1985 wurde die letzte grosse Renovation vollzogen. Heute dient die Trotte vor allem den
Bürgergemeindeversammlungen. Weiter dient der Saal für die verschiedensten kulturellen Anlässe der Bürgergemeinde.
Trotte nach der Renovation 1985
Die Bewirtschaftung der Münchensteiner Reben erfolgte:
1797 bis 1815: auf 4.71 ha
1906: auf 20 ha
1966: auf 0 ha
Weinlese Oktober 1902
Der Rückgang des Rebbaus hatte verschiedene Gründe. So wurde bereits vor 1889 eine grosse Rebfläche durch falschen Mehltau und Rotbrenner vernichtet. Dies heisst bereits vor dem Auftauchen der Reblaus.
Schon um 1875 wurde die Einfuhr von amerikanischem Rebholz zur Vermeidung der Einschleppung der Reblaus erstmals beschränkt und dann später verboten. Man sprach auch von Bodenmüdigkeit und Degeneration der Rebstöcke. Durch Dr. Müller Thurgau wurde diese Theorie jedoch bereits 1889 widerlegt. Die Ursache lag nach Ansicht von Dr. Müller Thurgau beim Pilzbefall und bei Fehlern in der Pflege der Reben.
Dr. Müller Thurgau empfahl damals die Bekämpfung des Pilzbefall mit der sogenannten Bordeaux – Brühe ( Kupfervitriol und Kalkmilch), welche mangels fehlender Spritzen, mit Mehlwischern oder einem Strauss aus Stroh ausgebracht wurde. Ebenfalls schlug er verbesserte Kultivierungsmethoden vor.

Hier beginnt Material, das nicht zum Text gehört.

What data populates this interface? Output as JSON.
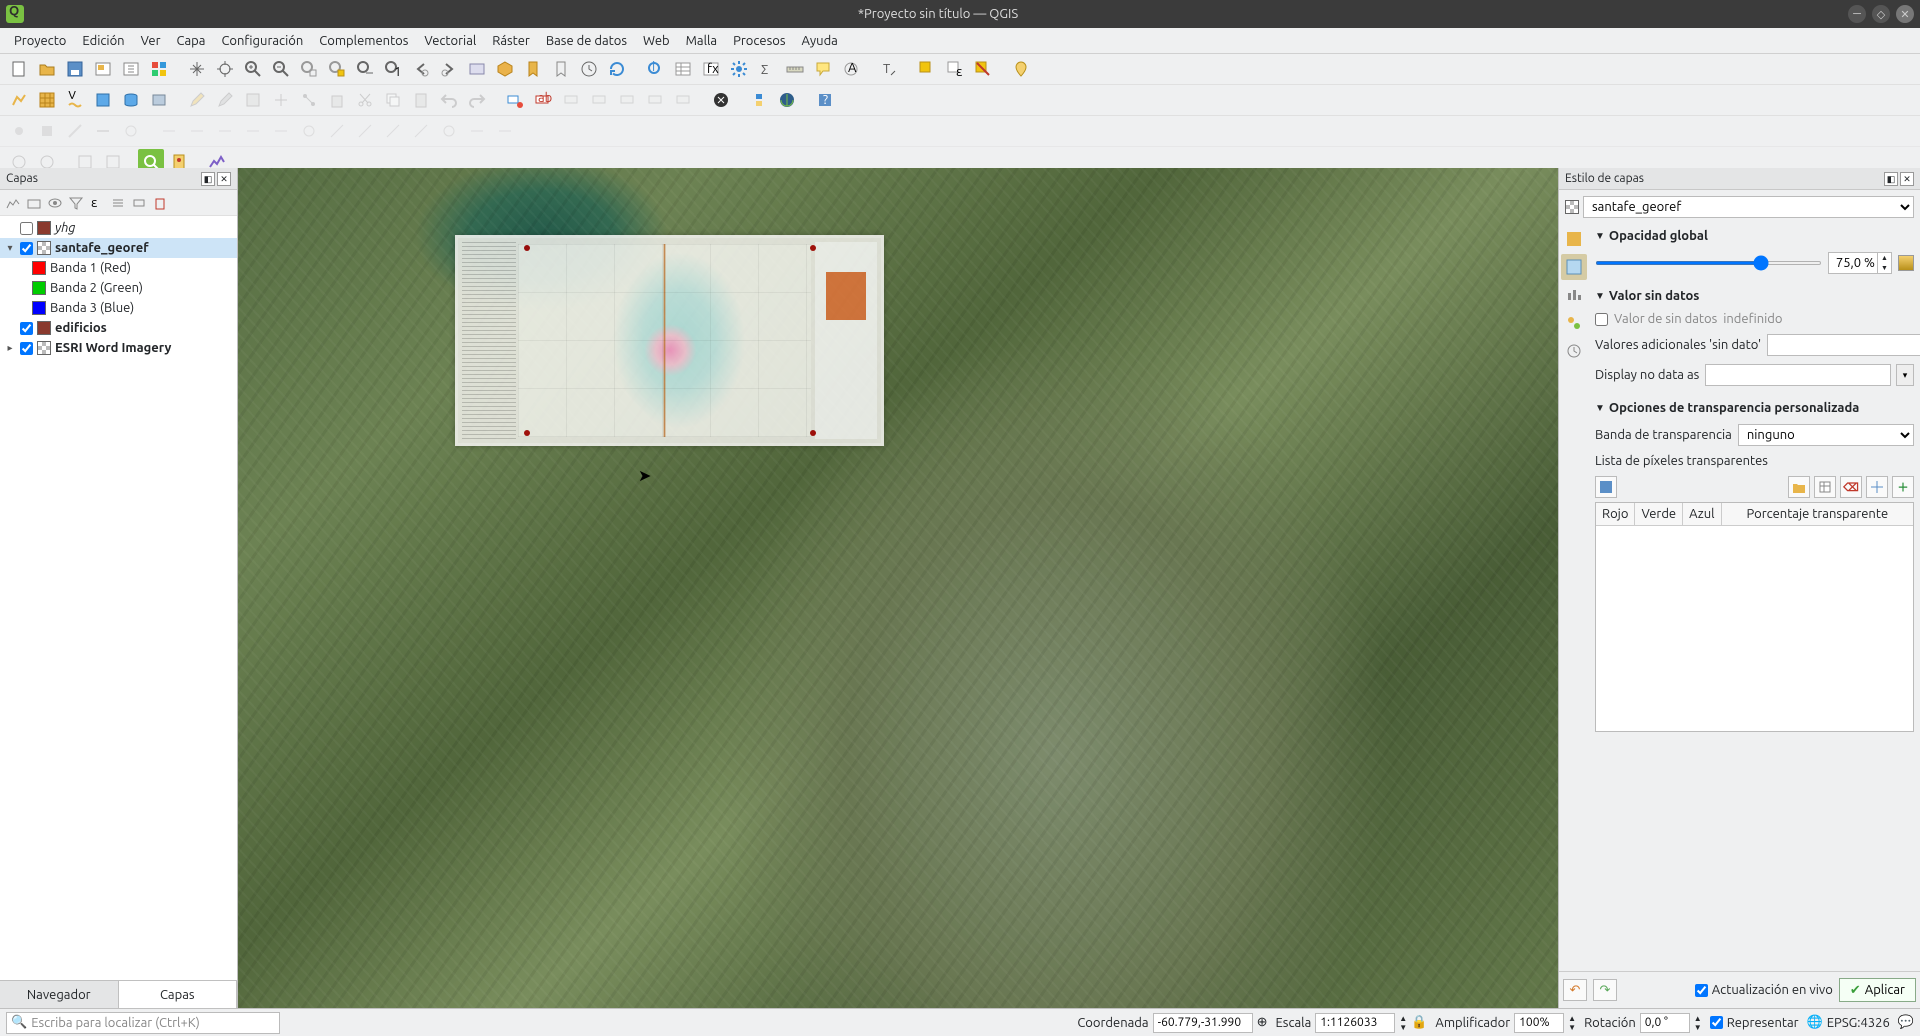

Zur Bekämpfung der Reblaus wurden Bodendesinfektion und Anbau von resistenten Hybriden oder veredelten Reben empfohlen, ja sogar vorgeschrieben. Diese Massnahmen brachten aber nicht den ersehnten Erfolg. Der Schädling breitete sich weiterhin aus.
Für das Verschwinden der Rebflächen in Münchenstein gibt es aber auch verschiedene andere Gründe:
Zum Beispiel die Erfindung der Eisenbahn und das Aufkommen der Autos. Diese Transportmöglichkeiten ermöglichten bereits damals die Einfuhr von billigeren ausländischen Rotweinen. Die Rebleute konnten dank der besseren Transportmöglichkeiten in der aufkommenden Industrie der Stadt ihren Taglohn besser und mit weniger Schweiss verdienen.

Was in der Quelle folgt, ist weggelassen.